NEW YORK (GenomeWeb) – Researchers at the European Bioinformatics Institute have developed a statistical tool to analyze the effects of multiple genetic variations on groups of phenotypic traits in large-scale genome-wide association studies in a computationally efficient manner.
The so-called multi-trait set test (mtSet), which is described in a brief communications piece published this week in Nature Methods, makes complex large-scale GWAS analyses involving data from up to 500,000 individuals simpler and more manageable, according to its developers.

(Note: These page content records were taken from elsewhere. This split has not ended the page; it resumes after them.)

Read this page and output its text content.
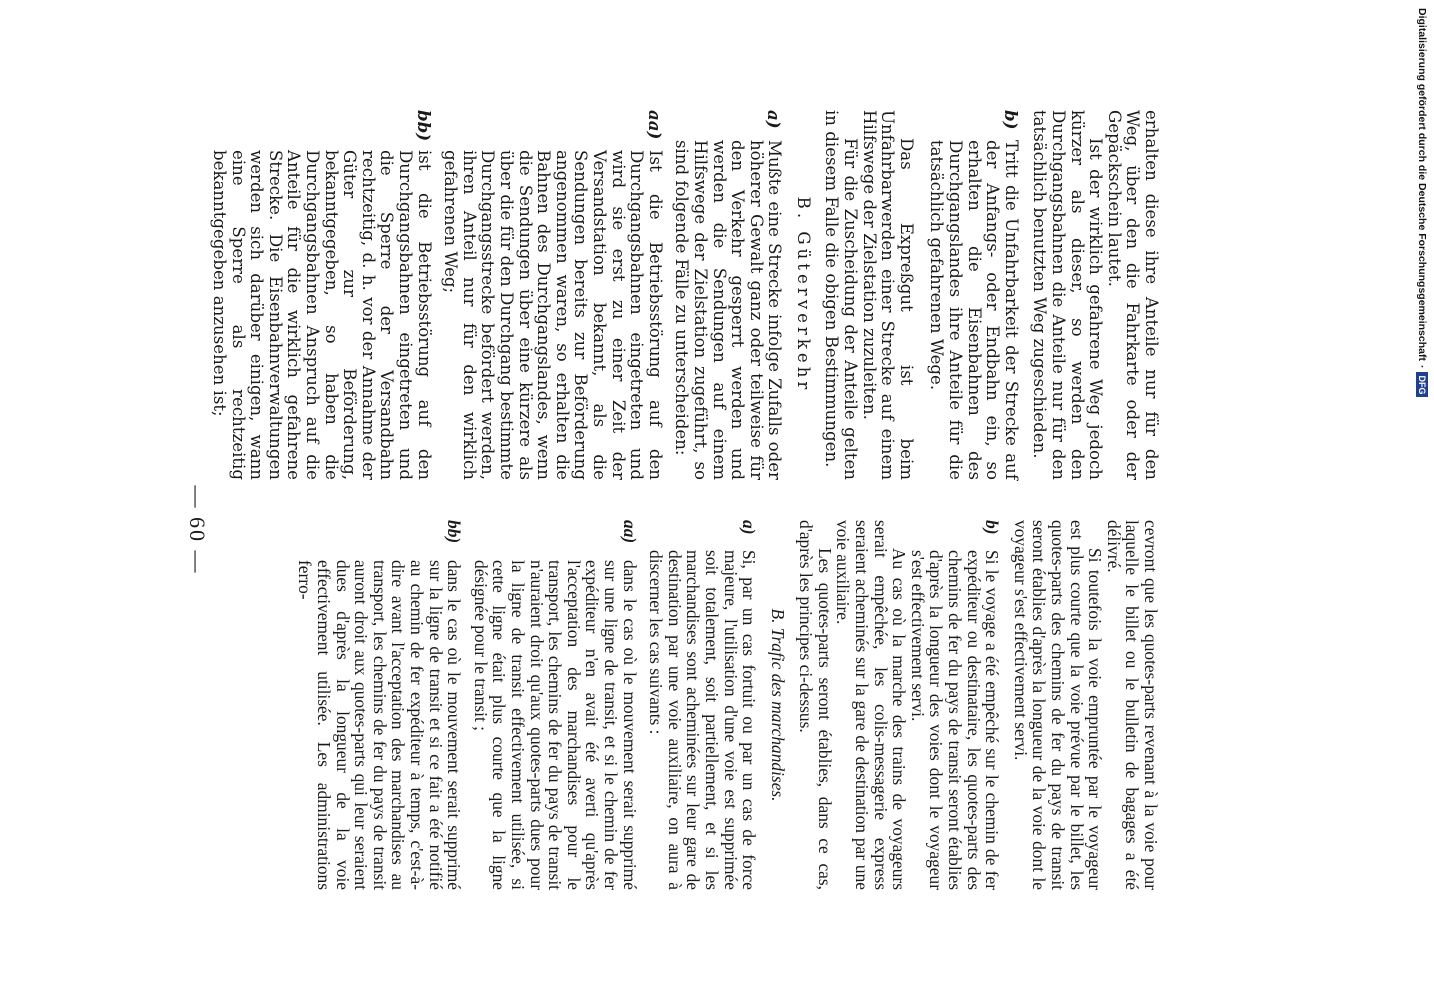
— 60 —	cevront que les quotes-parts revenant à la voie pour laquelle le billet ou le bulletin de bagages a été délivré.

Si toutefois la voie empruntée par le voyageur est plus courte que la voie prévue par le billet, les quotes-parts des chemins de fer du pays de transit seront établies d'après la longueur de la voie dont le voyageur s'est effectivement servi.

b)
Si le voyage a été empêché sur le chemin de fer expéditeur ou destinataire, les quotes-parts des chemins de fer du pays de transit seront établies d'après la longueur des voies dont le voyageur s'est effectivement servi.

Au cas où la marche des trains de voyageurs serait empêchée, les colis-messagerie express seraient acheminés sur la gare de destination par une voie auxiliaire.

Les quotes-parts seront établies, dans ce cas, d'après les principes ci-dessus.

B. Trafic des marchandises.
a)
Si, par un cas fortuit ou par un cas de force majeure, l'utilisation d'une voie est supprimée soit totalement, soit partiellement, et si les marchandises sont acheminées sur leur gare de destination par une voie auxiliaire, on aura à discerner les cas suivants :
aa)
dans le cas où le mouvement serait supprimé sur une ligne de transit, et si le chemin de fer expéditeur n'en avait été averti qu'après l'acceptation des marchandises pour le transport, les chemins de fer du pays de transit n'auraient droit qu'aux quotes-parts dues pour la ligne de transit effectivement utilisée, si cette ligne était plus courte que la ligne désignée pour le transit ;
bb)
dans le cas où le mouvement serait supprimé sur la ligne de transit et si ce fait a été notifié au chemin de fer expéditeur à temps, c'est-à-dire avant l'acceptation des marchandises au transport, les chemins de fer du pays de transit auront droit aux quotes-parts qui leur seraient dues d'après la longueur de la voie effectivement utilisée. Les administrations ferro-

erhalten diese ihre Anteile nur für den Weg, über den die Fahrkarte oder der Gepäckschein lautet.

Ist der wirklich gefahrene Weg jedoch kürzer als dieser, so werden den Durchgangsbahnen die Anteile nur für den tatsächlich benutzten Weg zugeschieden.

b)
Tritt die Unfahrbarkeit der Strecke auf der Anfangs- oder Endbahn ein, so erhalten die Eisenbahnen des Durchgangslandes ihre Anteile für die tatsächlich gefahrenen Wege.

Das Expreßgut ist beim Unfahrbarwerden einer Strecke auf einem Hilfswege der Zielstation zuzuleiten.

Für die Zuscheidung der Anteile gelten in diesem Falle die obigen Bestimmungen.

B. Güterverkehr
a)
Mußte eine Strecke infolge Zufalls oder höherer Gewalt ganz oder teilweise für den Verkehr gesperrt werden und werden die Sendungen auf einem Hilfswege der Zielstation zugeführt, so sind folgende Fälle zu unterscheiden:
aa)
Ist die Betriebsstörung auf den Durchgangsbahnen eingetreten und wird sie erst zu einer Zeit der Versandstation bekannt, als die Sendungen bereits zur Beförderung angenommen waren, so erhalten die Bahnen des Durchgangslandes, wenn die Sendungen über eine kürzere als über die für den Durchgang bestimmte Durchgangsstrecke befördert werden, ihren Anteil nur für den wirklich gefahrenen Weg;
bb)
ist die Betriebsstörung auf den Durchgangsbahnen eingetreten und die Sperre der Versandbahn rechtzeitig, d. h. vor der Annahme der Güter zur Beförderung, bekanntgegeben, so haben die Durchgangsbahnen Anspruch auf die Anteile für die wirklich gefahrene Strecke. Die Eisenbahnverwaltungen werden sich darüber einigen, wann eine Sperre als rechtzeitig bekanntgegeben anzusehen ist;	Digitalisierung gefördert durch die Deutsche Forschungsgemeinschaft
·
DFG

It builds and improves on existing statistical techniques used to analyze pairs of traits, offering what its creators claim is a more computationally efficient mechanism to analyze larger numbers of traits and cohort sizes than is currently possible with existing methods.
The EBI-developed tool provides a "principled approach" to testing for statistical relationships between multiple genetic variants and phenotypic traits, Oliver Stegle, a research group leader at EMBL-EBI and a co-author on the mtSet paper, said in a statement. That's a step up from a number of existing methods which are designed to analyze the effects of multiple variants on a single phenotype or interactions between a single variant and multiple phenotypes. These methods use models that are "too simplistic to uncover the complex dependencies between sets of genetic variants and disease phenotypes," Stegle said. More complex models to jointly analyze pairs of traits such as multi-trait linear mixed models (LMMs) have been used in previous studies, but these become computationally heavy as the number of traits and individuals rises, according to the paper.
MtSet builds on the multi-trait LMM approach. Essentially the method combines set tests, a type of statistical regression model, with multi-trait modeling to provide a computationally efficient method for analyzing correlations between genetic variants and multiple correlated traits while accounting for population structure and relatedness — these are important for reducing false positive associations.
It relies on a statistical trick that makes running otherwise prohibitive computations more manageable, Stegle told GenomeWeb this week. "We leverage the fact that typically the number of variants in a genome that we are interrogating ... is smaller than the number of individuals and that insight can be exploited to scale up methods and make these computations feasible," he said. According to the paper, mtSet can be used to test sets of variants and up to ten traits in structured populations of moderate size — about 20,000 individuals. It can work with even larger cohorts if the constituent individuals are unrelated, the researchers wrote.
The researchers tested mtSet's performance on data from at least two studies and compared its results with those provided by two similar tools. Specifically, they compared it with stSet and two iterations of a single variant linear mixed model approach. They also compared it with a slightly different variation of itself dubbed mtSet-PC. In one project, they looked at four lipid-related traits —LDL and HDL cholesterol levels, C-reactive protein, and triglycerides — and tried to identify variants in a single gene that could be involved in regulating a particular lipid trait. They also looked at the combined effects of variations across larger sets of lipid levels to learn more about how the lipid regulation occurs. The data used for this test case came from more than 5,200 unrelated individuals from the Northern Finland Birth Cohort. The researchers also applied the methods to data from a quantitative trait loci study of more than 1,300 outbred rats looking specifically at six traits related to basal hematology.
The results of the analysis, according to the developers, demonstrate that their method does improve on some existing approaches and successfully explains a large proportion of traits in terms of their underlying genetics. For example, in the test involving lipid trait data, mtSet identified 14 significant trait loci associations, 13 of which had been previously identified in a separate analysis of the data. In contrast, the single-variant LMM methods missed four associations detected by mtSet; while stSet missed three associations — the paper notes that mtSet-PC did a little better than mtSet by identifying a total of 16 QTL associations. In terms of the rat study data, mtSet did better than both stSet and the single-variant LMMs, identifying one more QTL than both methods did.
The developers believe that the method could be a useful tool for researchers in their quest to gain new insights into the genetic underpinnings of many biological processes. Ewan Birney, associate director at EMBL-EBI, said in a statement that mtSet offers "a real advance" over existing approaches in terms of its ability to analyze multiple variants and phenotypes and its scalability. The method could be useful, he said, for analyzing very large cohorts that make up initiatives such as the UK BioBank
Stegle believes that the method could serve as a complement to existing GWAS analysis software. "There is no replacement to single-SNP, single-phenotype analysis; that is still state of the art in many questions," he told GenomeWeb. But the method can enhance analysis in rare variant association studies, for example, or potentially in cases where there are multiple potential causal variants in closely located genes that make it difficult to pinpoint the exact causal variants, he said. It could also be useful whenever there is a logical prior belief that multiple phenotypes share a common genetic mechanism, he added.
For their next steps, Stegle and his colleagues plan to use mtSet to explore associations between variants and phenotypes in greater depth. Currently, we can test formally whether a group of variants [is] associated to at least one of the phenotypes that we consider ... [but] what we don't get out of this approach yet is to understand what's going on," he said. "Is it really just one of the traits that is associated with one of the phenotypes, is it all of them, is it a subset? So understanding more about the [genetic] architecture ... that's a natural extension."